Il me demandait probablement si je les avais touchés avec une intention sexuelle. Je suppose qu’on pouvait dire que c’était vrai, mais de mon point de vue, c’était vraiment une tentative de traiter mon état. Une simple expérience.
« Non, ce n’était pas pour d’autres raisons. »
L’expression de Maître Fitz s’était légèrement détendue.

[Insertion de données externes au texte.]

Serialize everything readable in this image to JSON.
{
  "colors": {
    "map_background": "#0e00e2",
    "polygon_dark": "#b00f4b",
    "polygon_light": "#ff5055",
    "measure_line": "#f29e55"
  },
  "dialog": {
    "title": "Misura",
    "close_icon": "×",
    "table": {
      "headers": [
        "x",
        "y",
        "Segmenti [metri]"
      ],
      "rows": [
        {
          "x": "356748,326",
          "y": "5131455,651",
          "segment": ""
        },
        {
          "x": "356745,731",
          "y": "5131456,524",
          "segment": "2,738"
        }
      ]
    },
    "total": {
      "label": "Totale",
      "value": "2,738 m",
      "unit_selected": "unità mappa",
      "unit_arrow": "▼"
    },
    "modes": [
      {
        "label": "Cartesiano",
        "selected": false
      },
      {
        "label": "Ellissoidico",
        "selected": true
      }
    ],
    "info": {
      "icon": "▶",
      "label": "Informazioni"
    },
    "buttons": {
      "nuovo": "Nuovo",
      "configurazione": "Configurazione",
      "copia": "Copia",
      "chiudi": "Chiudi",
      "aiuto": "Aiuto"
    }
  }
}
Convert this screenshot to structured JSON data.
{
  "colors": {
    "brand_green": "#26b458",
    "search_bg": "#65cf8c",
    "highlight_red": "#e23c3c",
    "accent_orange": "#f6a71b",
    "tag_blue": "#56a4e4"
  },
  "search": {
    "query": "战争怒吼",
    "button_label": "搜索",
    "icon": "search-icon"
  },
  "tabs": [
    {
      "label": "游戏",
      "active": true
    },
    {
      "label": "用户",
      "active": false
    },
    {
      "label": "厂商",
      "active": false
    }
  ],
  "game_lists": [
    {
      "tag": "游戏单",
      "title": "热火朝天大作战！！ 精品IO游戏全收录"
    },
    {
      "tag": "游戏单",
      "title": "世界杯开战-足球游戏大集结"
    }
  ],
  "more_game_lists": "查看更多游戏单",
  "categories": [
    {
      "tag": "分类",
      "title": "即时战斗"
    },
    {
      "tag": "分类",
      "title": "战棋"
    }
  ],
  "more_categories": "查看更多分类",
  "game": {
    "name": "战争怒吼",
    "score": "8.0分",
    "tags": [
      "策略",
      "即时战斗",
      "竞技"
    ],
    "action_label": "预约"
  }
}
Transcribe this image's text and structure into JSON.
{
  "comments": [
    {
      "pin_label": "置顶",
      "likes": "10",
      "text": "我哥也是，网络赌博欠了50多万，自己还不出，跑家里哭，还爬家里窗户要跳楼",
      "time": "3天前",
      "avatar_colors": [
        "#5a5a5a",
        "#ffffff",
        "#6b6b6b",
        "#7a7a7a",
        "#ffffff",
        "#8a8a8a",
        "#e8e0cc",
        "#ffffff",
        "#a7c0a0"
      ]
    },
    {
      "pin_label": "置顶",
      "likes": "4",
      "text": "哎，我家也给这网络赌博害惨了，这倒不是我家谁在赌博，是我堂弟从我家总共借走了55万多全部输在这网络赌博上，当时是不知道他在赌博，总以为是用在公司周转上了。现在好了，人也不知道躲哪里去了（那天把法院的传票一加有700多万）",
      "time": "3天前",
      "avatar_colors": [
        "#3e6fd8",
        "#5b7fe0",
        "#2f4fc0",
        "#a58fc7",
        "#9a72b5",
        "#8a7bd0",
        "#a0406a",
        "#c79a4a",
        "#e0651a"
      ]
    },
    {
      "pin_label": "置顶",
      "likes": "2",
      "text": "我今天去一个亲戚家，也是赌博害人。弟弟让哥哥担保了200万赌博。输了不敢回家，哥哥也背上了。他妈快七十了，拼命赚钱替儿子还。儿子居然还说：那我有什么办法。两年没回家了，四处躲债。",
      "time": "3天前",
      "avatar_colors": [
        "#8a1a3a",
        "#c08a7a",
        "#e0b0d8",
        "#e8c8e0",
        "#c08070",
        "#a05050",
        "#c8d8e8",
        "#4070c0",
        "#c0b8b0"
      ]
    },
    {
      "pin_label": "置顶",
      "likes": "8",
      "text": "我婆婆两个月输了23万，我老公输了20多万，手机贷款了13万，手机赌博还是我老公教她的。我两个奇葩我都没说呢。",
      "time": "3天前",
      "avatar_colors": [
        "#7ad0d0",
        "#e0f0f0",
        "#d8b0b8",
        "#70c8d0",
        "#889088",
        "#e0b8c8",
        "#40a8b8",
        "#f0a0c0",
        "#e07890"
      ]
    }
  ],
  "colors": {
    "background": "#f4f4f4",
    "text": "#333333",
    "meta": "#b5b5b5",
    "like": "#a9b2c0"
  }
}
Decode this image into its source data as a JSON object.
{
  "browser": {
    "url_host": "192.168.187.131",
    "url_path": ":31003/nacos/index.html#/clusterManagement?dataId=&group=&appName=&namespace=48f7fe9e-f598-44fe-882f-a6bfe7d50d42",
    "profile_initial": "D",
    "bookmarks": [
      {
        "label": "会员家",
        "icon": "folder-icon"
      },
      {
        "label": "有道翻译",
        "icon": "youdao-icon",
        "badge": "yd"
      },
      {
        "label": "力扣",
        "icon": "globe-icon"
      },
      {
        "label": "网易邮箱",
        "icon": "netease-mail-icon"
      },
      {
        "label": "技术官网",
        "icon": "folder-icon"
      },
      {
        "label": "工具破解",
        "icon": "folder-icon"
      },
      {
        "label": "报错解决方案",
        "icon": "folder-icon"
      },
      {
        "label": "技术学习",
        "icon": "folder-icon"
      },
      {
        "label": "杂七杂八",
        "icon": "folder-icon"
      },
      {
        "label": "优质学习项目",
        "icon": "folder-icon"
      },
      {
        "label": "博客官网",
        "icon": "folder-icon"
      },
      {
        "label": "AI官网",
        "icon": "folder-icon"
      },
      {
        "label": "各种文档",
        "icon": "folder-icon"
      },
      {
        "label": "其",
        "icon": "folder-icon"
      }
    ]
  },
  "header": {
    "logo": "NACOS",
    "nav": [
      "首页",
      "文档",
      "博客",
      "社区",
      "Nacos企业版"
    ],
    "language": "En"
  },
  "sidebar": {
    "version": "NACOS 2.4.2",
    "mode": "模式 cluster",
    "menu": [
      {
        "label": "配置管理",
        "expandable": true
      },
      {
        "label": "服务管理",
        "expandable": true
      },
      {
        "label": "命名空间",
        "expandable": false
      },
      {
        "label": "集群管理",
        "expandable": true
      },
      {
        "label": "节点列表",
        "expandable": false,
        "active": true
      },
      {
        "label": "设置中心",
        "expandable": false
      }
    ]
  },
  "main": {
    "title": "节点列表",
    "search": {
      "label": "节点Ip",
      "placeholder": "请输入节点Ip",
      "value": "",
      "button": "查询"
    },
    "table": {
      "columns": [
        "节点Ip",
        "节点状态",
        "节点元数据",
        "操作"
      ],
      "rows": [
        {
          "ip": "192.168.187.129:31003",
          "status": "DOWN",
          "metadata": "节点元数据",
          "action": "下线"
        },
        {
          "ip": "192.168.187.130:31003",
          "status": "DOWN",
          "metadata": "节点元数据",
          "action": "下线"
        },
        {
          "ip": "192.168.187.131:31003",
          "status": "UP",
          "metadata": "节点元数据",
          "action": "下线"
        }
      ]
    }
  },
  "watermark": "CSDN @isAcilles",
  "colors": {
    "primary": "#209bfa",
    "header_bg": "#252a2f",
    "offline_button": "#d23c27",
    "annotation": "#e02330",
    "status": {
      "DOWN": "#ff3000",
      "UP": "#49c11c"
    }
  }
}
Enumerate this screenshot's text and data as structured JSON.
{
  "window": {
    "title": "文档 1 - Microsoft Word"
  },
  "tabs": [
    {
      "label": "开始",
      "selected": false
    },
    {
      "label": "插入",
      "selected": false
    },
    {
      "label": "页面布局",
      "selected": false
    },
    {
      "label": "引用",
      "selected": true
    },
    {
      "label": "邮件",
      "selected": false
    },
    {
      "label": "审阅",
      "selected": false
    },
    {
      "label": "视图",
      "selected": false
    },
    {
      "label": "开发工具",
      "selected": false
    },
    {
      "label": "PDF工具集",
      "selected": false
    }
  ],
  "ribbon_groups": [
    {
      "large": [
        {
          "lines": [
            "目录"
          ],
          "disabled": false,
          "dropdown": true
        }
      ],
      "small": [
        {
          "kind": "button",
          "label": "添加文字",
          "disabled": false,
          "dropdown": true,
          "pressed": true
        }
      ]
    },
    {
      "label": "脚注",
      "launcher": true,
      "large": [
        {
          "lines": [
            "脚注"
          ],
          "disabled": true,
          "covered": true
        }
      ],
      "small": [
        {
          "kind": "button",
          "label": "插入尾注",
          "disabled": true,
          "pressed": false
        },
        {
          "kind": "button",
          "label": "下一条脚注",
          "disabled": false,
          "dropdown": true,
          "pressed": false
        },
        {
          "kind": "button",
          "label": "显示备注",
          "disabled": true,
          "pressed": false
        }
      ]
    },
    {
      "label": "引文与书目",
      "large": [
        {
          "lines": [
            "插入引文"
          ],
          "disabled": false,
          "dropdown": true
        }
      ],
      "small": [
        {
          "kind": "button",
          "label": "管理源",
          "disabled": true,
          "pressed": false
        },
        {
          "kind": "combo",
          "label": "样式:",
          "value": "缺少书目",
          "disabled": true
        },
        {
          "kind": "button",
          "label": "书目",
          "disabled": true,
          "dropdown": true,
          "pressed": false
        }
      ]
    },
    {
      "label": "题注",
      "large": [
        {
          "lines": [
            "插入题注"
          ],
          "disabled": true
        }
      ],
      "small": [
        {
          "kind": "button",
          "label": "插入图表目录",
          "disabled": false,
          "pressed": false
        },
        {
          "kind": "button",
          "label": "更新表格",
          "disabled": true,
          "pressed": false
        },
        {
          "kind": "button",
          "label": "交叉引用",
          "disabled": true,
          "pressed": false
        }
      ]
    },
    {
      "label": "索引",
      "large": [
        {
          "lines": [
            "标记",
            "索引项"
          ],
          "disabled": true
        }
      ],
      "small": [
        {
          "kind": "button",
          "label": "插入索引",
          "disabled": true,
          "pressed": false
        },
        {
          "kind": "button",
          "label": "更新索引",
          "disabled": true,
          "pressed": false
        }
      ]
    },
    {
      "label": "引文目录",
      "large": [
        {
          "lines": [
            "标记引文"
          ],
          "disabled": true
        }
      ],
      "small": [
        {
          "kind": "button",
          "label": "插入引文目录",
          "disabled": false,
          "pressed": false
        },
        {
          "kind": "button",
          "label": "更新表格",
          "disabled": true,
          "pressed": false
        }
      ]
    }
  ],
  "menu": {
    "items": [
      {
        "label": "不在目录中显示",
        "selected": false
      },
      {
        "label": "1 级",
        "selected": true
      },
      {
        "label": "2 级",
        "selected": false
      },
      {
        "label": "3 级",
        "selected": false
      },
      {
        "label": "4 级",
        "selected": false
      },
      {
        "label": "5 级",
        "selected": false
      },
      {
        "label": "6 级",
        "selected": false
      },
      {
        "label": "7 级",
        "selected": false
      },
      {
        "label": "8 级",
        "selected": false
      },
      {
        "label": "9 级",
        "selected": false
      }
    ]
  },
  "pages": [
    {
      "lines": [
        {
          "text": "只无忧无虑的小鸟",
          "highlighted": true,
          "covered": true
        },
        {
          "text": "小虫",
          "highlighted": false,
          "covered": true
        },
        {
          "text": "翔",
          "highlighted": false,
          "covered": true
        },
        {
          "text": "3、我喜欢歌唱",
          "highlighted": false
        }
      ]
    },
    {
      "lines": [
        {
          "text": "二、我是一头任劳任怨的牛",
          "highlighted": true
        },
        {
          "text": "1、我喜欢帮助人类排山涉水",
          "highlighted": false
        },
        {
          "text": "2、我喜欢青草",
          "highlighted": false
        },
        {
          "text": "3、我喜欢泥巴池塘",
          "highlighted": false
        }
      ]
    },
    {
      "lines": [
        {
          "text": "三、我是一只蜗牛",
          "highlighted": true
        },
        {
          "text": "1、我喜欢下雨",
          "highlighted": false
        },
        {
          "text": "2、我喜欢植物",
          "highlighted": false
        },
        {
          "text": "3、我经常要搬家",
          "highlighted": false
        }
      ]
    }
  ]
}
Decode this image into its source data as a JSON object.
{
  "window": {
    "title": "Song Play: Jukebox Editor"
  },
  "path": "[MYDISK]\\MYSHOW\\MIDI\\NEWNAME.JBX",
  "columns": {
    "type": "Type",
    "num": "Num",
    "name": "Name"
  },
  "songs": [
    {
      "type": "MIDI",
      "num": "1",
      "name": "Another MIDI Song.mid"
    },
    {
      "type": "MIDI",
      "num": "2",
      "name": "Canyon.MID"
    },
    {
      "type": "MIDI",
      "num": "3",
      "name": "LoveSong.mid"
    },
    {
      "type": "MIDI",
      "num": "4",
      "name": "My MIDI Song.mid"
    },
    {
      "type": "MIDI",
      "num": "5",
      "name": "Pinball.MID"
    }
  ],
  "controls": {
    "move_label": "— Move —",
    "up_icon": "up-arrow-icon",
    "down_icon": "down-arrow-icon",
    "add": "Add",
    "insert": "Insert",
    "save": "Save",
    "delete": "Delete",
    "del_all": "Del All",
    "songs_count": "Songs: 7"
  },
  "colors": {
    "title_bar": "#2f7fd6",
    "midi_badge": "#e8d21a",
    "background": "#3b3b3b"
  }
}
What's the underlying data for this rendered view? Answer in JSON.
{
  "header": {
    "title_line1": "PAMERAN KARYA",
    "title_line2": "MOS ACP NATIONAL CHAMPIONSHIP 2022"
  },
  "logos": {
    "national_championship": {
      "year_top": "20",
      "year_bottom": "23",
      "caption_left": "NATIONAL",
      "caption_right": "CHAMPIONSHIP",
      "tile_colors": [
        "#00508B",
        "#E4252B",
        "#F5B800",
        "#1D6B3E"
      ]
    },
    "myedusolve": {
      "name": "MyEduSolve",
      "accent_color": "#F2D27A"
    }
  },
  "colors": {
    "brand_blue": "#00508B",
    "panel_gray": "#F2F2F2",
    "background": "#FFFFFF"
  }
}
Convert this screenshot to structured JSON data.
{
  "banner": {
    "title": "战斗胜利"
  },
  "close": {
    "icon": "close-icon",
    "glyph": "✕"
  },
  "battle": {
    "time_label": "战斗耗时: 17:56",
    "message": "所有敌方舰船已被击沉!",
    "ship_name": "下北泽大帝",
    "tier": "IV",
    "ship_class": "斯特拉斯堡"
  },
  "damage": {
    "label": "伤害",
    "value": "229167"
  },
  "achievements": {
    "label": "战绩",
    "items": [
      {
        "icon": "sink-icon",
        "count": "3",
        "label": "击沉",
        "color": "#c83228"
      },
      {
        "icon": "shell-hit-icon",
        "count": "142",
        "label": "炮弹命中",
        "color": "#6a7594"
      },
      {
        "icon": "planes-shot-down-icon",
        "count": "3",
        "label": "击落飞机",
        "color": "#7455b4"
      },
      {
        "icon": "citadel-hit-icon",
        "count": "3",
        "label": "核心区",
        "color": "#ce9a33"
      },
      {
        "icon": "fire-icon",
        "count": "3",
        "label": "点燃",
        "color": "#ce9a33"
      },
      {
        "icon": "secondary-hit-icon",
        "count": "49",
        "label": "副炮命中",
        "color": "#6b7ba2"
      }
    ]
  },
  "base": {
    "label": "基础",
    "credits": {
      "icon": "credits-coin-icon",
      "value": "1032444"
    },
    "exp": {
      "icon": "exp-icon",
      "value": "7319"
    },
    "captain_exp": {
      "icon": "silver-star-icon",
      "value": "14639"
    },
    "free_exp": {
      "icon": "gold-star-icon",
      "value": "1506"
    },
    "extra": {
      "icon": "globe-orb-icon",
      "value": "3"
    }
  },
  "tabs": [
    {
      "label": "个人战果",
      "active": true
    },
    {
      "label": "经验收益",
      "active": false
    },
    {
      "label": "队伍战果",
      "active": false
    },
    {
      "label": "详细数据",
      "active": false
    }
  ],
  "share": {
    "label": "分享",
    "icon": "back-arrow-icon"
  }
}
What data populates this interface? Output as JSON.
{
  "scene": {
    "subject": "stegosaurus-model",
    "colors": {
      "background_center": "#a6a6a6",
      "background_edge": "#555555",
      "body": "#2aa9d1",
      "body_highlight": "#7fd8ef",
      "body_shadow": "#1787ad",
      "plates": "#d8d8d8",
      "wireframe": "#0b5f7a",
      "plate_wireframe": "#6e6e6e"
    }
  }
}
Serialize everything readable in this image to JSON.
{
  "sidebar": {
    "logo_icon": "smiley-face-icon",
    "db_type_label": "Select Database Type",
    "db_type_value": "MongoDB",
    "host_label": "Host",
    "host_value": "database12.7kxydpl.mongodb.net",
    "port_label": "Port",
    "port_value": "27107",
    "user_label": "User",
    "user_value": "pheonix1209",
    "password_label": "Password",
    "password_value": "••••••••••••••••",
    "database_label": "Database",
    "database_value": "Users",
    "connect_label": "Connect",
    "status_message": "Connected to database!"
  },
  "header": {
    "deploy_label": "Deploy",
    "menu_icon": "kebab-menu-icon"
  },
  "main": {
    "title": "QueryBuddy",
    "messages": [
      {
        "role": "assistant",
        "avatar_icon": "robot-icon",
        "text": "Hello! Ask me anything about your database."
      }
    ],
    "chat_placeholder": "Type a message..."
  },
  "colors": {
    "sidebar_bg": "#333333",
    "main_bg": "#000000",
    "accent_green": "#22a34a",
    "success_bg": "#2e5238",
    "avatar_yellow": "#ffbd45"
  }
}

« Très bien. Mais il y a un problème. Malgré leur comportement, ce sont toujours des descendantes de chefs de tribus. »
« Ne t’inquiète pas. Je connais personnellement le chef de tribu et le chef guerrier. »
« Quoi ? ! Vraiment ? »
« Oui. Alors si je leur dis que j’ai puni les filles parce qu’elles se relâchaient à l’école, je suis sûr qu’ils comprendront. »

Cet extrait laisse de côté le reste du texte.